Ce fut au milieu de ces souffrances que Washington eut recours aux réquisitions forcées. Dans ces mesures rigoureuses, mais nécessaires, il mit une modération extrême ; c’en fut assez, cependant, pour exciter le mécontentement et les plaintes de ses amis les plus chauds. Quant à lui on voit dans ses lettres toute sa répugnance, il déclare que retourner à ce moyen extrême lui semblerait le plus grand malheur de sa vie. Il avait l’âme civile, c’est là sa grandeur.

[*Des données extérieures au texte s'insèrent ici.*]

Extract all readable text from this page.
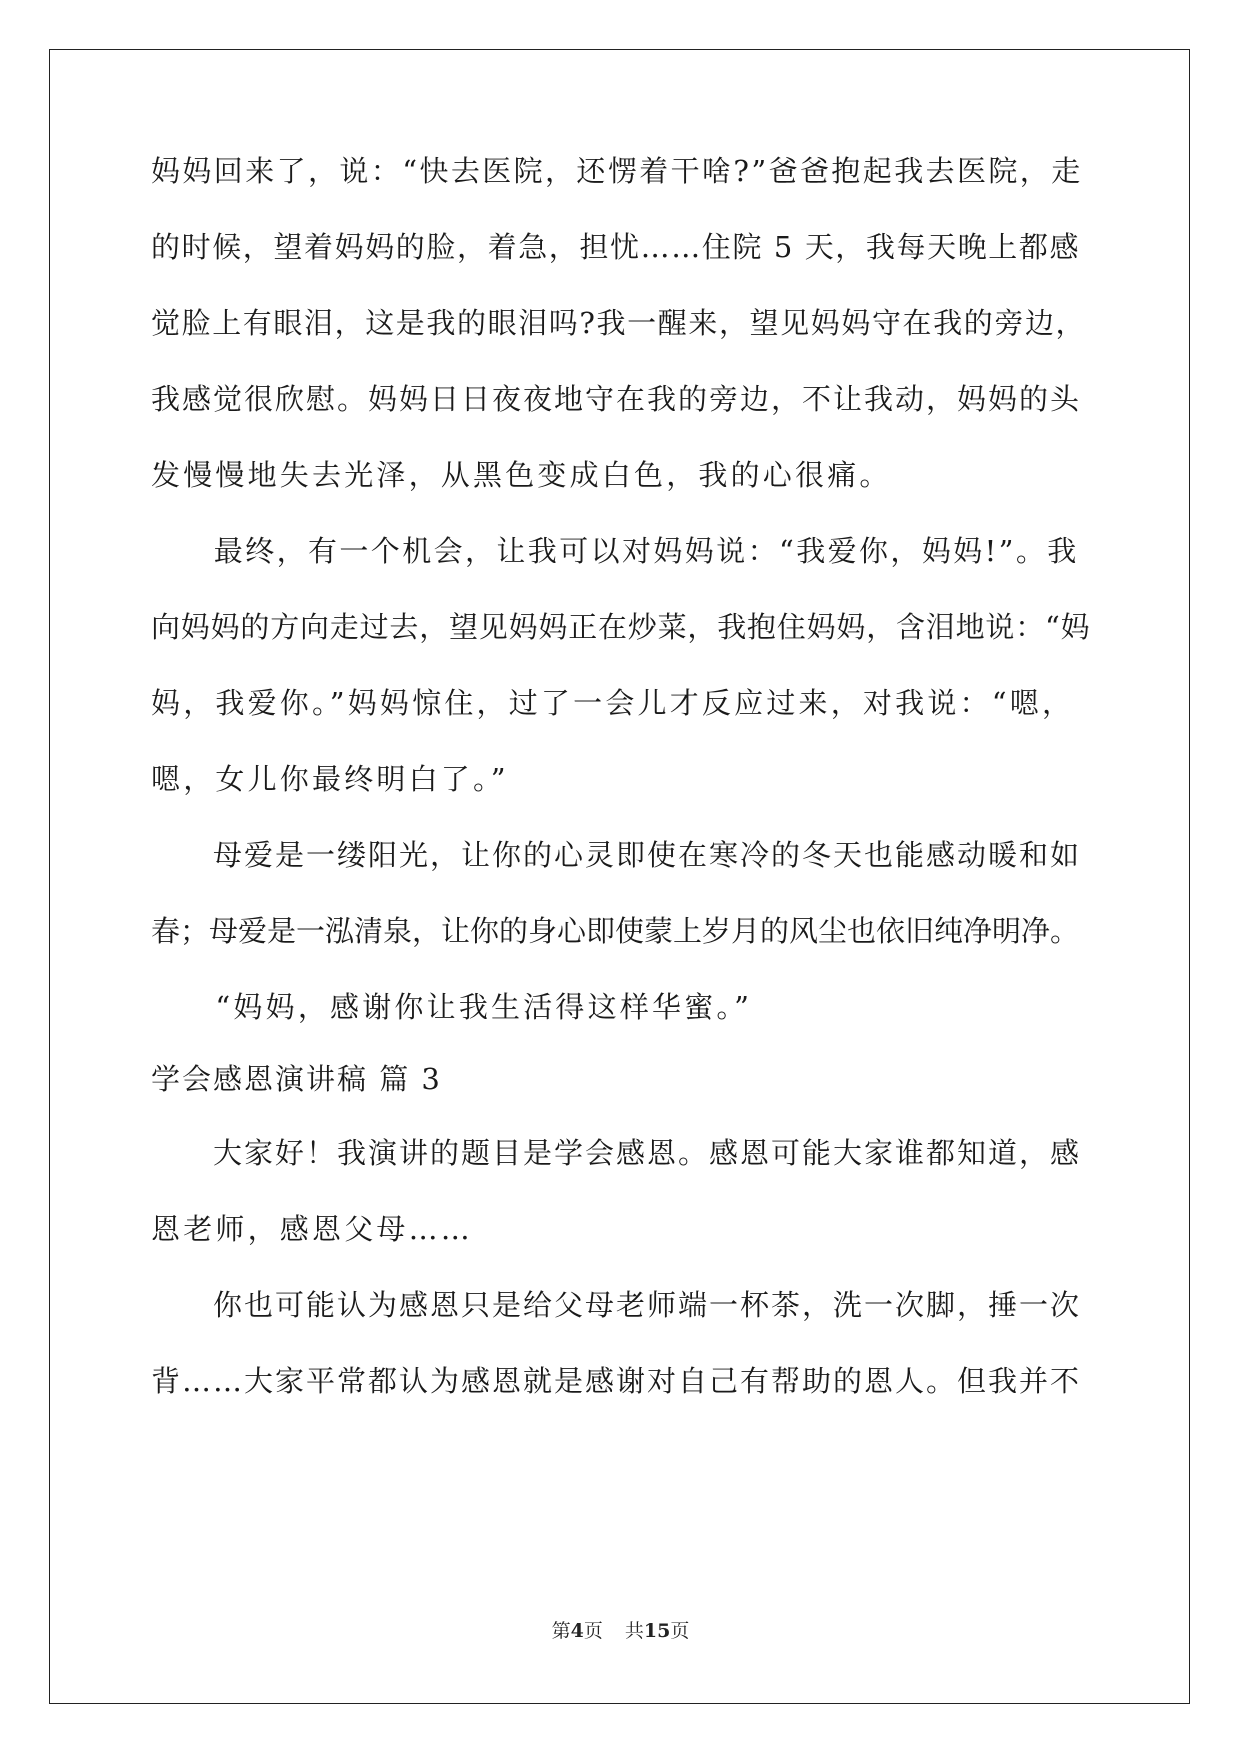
妈妈回来了，说：“快去医院，还愣着干啥?”爸爸抱起我去医院，走
的时候，望着妈妈的脸，着急，担忧……住院 5 天，我每天晚上都感
觉脸上有眼泪，这是我的眼泪吗?我一醒来，望见妈妈守在我的旁边，
我感觉很欣慰。妈妈日日夜夜地守在我的旁边，不让我动，妈妈的头
发慢慢地失去光泽，从黑色变成白色，我的心很痛。
　　最终，有一个机会，让我可以对妈妈说：“我爱你，妈妈!”。我
向妈妈的方向走过去，望见妈妈正在炒菜，我抱住妈妈，含泪地说：“妈
妈，我爱你。”妈妈惊住，过了一会儿才反应过来，对我说：“嗯，
嗯，女儿你最终明白了。”
　　母爱是一缕阳光，让你的心灵即使在寒冷的冬天也能感动暖和如
春；母爱是一泓清泉，让你的身心即使蒙上岁月的风尘也依旧纯净明净。
　　“妈妈，感谢你让我生活得这样华蜜。”
学会感恩演讲稿 篇 3
　　大家好！我演讲的题目是学会感恩。感恩可能大家谁都知道，感
恩老师，感恩父母……
　　你也可能认为感恩只是给父母老师端一杯茶，洗一次脚，捶一次
背……大家平常都认为感恩就是感谢对自己有帮助的恩人。但我并不
第4页 共15页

La décision qu’avait prise Washington d’établir ses quartiers d’hiver en pleine campagne, fait autant d’honneur à sa sagacité qu’à sa fermeté. Il ne manquait pas de gens qui, au Congrès, s’étonnaient que l’armée ne marchât pas, et dans l’armée il ne manquait pas d’officiers qui auraient voulu s’installer à York ou à Lancastre, pour y trouver les commodités de la vie. Mais Washington était décidé à tenir l’ennemi en haleine, pour l’empêcher d’étendre ses conquêtes et son influence.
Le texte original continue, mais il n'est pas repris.